One current limitation of this work, which could inspire further research, is that the method for classifying survival curves is not specific to survival curves but applies more generally to any dataset containing functional data. However, survival curves are a particular type of functional data because they are constrained through their integral value, representing a specific subset of the functional data space. The purpose would then be to develop a functional clustering approach that takes this constraint into account to better discriminate survival curves. In our view, this should not necessarily involve working with a parametric version of survival curves, as this would significantly reduce the richness of survival curves. One potential approach could be to investigate the constraints this would impose on the coefficients of a suitable basis function, such as those in a B-spline basis. This could help determine the representation of survival curves in a coefficient space specific to survival data analysis. It may then be possible to use a standard clustering method on the coefficients of survival curves expressed in this specific basis function space.

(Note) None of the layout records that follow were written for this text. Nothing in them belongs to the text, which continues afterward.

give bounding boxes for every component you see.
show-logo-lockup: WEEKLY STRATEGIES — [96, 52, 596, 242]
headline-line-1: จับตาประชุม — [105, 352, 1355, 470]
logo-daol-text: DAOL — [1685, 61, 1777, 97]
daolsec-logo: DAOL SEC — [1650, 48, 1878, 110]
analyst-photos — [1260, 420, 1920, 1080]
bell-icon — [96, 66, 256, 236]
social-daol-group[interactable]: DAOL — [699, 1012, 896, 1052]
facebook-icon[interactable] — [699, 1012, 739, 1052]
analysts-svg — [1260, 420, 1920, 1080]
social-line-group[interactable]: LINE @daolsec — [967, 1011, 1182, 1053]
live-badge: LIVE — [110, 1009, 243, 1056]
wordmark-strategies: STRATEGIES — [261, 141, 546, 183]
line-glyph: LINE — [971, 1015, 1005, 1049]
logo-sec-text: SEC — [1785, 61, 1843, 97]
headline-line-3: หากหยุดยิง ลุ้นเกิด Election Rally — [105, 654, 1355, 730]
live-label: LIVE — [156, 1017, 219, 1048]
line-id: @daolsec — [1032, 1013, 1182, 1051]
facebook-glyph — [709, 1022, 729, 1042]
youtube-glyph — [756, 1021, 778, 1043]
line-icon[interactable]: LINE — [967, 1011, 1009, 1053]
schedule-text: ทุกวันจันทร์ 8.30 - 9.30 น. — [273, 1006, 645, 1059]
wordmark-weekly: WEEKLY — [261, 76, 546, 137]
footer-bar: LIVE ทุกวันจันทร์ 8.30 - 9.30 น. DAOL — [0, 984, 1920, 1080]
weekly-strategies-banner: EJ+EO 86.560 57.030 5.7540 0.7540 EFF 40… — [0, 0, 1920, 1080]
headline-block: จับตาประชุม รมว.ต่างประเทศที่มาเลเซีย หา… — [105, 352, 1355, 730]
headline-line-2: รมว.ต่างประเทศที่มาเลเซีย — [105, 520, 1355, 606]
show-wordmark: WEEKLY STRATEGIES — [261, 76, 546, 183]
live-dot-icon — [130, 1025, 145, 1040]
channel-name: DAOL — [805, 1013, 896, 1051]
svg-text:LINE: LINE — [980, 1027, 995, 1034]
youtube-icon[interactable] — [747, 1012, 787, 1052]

Another lead of work involves deploying the proposed analysis into a more comprehensive and automated analysis process. This process aims to define a protocol for conducting experiments on nematode lifetime and to build a database to collect experimental results. This will include assessing experimenter counting performance, log-rank test results, and the complete analysis conducted in this article. Additionally, it involves searching for databases where the experimental conditions for the control group are similar. This is intended to enable comparison with results from other experiments and to augment the control group with new data, thereby enhancing the ability to effectively discriminate survival curves. Notably, including control group data from other experiments or comparing different experiments can be facilitated by normalizing databases on the basis of experimenter count performance.